An understanding of the natural history of childhood chronic idiopathic thrombocytopenia purpura (ITP) could contribute to a rational therapeutic approach to its treatment, which remains controversial. In our retrospective study of 92 children with ITP, 22 had a chronic course and were followed for 3–14 years (median 8.6 years). Treatment, when indicated, was individualized: 4 patients (18.2%) did not receive any treatment, 14 (63.6%) received steroids only, while 4 (18.2%) were treated with steroids and one of the following: high‐dose gamma globulin (4 patients), splenectomy (2 patients) or immunosuppressive therapy (2 patients). During follow‐up, 14 patients (63.6%) achieved complete remission, 5 (22.7%) partial remission and only 3 (13.5%) remained severely thrombocytopenic, with minimal bleeding tendency.
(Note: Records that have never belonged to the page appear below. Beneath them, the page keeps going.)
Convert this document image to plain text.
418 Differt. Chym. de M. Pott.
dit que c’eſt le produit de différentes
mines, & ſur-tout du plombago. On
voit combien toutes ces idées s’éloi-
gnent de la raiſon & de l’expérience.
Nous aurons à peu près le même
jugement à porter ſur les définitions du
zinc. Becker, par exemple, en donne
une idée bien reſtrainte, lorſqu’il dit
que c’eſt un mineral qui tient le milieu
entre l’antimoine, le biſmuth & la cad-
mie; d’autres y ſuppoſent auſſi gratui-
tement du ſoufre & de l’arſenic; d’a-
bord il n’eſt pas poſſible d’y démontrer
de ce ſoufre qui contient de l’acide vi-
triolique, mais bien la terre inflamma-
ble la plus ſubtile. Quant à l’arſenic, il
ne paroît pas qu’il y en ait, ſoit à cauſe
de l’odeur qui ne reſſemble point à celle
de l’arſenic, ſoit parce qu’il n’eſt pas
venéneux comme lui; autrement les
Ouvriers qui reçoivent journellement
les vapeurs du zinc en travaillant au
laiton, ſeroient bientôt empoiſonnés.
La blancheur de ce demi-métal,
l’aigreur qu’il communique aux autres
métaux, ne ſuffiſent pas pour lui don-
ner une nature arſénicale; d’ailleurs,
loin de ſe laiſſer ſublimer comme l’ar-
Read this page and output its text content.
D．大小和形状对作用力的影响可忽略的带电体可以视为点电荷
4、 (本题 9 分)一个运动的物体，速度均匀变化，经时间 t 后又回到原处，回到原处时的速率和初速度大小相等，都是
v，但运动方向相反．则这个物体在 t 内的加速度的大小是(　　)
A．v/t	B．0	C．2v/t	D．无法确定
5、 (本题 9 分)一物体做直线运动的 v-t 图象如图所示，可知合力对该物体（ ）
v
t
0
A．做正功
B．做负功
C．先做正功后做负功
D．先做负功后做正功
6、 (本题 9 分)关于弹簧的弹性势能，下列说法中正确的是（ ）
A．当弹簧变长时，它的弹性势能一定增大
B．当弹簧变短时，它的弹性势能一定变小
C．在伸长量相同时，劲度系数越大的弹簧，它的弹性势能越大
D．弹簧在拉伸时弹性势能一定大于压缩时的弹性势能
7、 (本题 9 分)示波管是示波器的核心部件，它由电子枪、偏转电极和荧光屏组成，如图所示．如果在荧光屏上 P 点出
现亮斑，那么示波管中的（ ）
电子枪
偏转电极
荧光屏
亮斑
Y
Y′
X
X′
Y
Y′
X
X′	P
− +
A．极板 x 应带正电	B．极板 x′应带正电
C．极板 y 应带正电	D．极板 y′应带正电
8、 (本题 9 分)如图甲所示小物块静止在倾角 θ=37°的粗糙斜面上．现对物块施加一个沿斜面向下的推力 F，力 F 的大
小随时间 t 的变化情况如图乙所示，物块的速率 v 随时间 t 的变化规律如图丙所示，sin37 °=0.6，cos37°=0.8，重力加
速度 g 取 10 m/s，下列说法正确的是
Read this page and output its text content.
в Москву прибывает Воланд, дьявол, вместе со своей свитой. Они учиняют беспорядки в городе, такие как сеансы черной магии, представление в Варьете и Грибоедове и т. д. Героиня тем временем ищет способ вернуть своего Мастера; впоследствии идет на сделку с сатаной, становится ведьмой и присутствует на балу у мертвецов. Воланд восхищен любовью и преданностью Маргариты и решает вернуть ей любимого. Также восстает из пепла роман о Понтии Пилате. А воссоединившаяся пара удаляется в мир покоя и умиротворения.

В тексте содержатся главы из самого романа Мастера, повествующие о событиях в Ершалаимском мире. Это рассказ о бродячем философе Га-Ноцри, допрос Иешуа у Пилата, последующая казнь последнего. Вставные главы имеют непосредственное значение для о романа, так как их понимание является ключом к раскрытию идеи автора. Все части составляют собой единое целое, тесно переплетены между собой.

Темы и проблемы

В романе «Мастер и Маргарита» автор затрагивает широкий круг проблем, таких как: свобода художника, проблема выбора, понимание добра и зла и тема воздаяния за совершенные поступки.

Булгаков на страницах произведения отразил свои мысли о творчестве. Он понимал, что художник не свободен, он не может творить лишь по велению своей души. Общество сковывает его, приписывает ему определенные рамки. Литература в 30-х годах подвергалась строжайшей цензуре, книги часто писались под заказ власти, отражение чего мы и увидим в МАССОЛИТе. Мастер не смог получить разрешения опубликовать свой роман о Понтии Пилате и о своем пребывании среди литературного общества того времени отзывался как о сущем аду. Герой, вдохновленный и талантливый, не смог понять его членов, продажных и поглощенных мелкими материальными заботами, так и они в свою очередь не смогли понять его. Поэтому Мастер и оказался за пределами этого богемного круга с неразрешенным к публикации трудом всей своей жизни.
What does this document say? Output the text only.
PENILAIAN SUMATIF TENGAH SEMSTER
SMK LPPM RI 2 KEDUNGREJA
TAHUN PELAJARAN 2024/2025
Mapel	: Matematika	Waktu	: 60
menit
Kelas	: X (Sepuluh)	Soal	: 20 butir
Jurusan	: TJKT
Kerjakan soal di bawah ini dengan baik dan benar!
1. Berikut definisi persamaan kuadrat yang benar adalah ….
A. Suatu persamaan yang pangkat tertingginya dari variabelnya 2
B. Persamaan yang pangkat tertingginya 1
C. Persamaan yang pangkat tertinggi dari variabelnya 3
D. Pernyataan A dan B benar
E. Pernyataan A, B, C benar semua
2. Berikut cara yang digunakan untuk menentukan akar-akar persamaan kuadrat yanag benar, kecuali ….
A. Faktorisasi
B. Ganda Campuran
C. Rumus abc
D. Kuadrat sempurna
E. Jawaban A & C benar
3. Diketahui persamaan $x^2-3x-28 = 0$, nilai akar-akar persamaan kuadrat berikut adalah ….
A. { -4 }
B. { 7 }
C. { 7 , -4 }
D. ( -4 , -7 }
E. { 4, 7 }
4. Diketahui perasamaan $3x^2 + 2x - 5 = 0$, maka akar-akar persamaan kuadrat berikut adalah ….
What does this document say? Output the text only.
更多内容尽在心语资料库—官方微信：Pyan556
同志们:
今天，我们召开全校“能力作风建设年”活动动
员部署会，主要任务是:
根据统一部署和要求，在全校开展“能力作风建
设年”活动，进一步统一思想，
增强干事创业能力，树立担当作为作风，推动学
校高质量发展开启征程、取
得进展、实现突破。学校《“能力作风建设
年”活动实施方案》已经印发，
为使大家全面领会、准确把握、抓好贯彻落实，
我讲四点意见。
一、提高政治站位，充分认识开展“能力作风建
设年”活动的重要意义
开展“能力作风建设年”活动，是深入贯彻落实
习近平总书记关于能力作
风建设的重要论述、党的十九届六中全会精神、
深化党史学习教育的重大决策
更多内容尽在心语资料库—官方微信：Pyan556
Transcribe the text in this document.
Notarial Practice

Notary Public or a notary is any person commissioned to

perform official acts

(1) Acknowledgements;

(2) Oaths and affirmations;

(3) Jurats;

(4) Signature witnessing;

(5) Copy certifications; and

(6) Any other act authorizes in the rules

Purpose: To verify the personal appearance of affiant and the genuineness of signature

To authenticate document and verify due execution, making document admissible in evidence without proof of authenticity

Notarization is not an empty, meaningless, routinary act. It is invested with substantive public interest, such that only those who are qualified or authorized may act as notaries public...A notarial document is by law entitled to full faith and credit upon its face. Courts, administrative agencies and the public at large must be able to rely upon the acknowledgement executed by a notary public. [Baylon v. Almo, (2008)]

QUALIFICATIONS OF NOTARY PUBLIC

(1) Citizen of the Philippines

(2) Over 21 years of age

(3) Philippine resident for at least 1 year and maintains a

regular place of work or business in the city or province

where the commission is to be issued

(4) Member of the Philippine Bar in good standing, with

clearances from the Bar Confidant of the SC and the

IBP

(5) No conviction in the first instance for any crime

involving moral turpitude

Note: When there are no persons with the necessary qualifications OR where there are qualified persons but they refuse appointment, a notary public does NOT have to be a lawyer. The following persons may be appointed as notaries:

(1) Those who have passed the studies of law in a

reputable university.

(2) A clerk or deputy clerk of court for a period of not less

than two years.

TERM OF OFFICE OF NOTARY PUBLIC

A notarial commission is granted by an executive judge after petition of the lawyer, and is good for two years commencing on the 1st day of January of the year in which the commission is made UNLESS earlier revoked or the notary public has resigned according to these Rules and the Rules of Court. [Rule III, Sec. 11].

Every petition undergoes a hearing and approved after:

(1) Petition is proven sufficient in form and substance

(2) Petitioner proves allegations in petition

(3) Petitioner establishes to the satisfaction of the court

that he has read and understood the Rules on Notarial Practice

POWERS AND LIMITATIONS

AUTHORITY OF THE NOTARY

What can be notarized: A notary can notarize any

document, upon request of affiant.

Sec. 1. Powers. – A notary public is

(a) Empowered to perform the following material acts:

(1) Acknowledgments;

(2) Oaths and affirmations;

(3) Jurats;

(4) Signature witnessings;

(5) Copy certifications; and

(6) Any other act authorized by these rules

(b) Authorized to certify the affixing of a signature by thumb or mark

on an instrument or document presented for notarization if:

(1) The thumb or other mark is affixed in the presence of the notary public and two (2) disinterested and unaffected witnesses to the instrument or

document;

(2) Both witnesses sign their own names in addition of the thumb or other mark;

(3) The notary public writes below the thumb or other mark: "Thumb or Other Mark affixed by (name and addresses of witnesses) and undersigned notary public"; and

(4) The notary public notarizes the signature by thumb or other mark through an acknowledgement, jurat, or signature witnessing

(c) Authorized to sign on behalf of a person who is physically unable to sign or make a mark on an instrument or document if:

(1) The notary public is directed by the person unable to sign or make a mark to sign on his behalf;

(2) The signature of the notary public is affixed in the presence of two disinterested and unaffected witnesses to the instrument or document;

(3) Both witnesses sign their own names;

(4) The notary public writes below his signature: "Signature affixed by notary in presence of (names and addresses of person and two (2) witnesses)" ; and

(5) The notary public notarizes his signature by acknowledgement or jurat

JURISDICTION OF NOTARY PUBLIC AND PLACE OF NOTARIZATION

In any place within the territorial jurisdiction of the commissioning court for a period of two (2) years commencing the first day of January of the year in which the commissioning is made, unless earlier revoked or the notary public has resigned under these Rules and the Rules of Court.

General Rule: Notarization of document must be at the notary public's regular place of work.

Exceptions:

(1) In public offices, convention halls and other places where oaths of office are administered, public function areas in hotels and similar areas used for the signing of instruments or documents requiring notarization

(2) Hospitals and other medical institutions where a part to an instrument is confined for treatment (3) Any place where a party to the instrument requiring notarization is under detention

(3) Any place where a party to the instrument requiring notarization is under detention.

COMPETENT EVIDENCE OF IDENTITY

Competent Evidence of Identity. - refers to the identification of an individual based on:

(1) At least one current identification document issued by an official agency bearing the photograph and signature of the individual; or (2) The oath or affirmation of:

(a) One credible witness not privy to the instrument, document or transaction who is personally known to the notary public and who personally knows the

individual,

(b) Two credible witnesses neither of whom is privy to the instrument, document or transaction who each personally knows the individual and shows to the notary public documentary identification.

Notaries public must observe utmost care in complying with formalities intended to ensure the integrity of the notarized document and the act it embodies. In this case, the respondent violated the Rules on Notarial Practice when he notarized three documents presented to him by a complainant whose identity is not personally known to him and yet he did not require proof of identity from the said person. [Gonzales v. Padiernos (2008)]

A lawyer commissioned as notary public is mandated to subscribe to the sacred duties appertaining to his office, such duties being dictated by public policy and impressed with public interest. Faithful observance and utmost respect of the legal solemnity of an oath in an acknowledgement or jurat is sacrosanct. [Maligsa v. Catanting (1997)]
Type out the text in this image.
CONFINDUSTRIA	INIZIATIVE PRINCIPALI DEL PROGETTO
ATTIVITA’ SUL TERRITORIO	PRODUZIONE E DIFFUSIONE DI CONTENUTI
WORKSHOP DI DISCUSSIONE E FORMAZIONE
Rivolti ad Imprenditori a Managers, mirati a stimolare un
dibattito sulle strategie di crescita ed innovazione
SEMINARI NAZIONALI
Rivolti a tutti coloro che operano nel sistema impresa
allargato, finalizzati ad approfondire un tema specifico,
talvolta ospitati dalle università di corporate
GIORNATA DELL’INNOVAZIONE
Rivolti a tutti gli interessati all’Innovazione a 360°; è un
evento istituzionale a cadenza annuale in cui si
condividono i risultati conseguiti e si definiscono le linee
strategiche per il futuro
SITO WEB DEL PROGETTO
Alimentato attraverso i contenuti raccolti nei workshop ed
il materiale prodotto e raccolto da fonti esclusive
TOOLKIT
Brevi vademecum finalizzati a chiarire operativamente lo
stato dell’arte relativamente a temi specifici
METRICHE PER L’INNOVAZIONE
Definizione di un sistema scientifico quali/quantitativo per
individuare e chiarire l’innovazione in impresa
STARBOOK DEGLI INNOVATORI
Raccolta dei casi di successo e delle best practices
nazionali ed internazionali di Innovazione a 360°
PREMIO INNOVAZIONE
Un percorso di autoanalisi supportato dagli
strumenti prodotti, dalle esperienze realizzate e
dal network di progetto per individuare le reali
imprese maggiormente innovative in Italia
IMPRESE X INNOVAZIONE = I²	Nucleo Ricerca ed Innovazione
Eleven patients (50%) responded to the initial prednisone course (1–5mg/kg/day), but showed a marked decrease in platelet count when steroids were tapered off. In view of the high rates of complete and partial remission and the mild course of the few non‐responding patients, it is suggested that with adequate supportive therapy, follow‐up problems and fatalities can be kept to a minimum. We believe that aggressive therapy, such as splenectomy, should be reserved for the rare symptomatic and severely thrombocytopenic patient.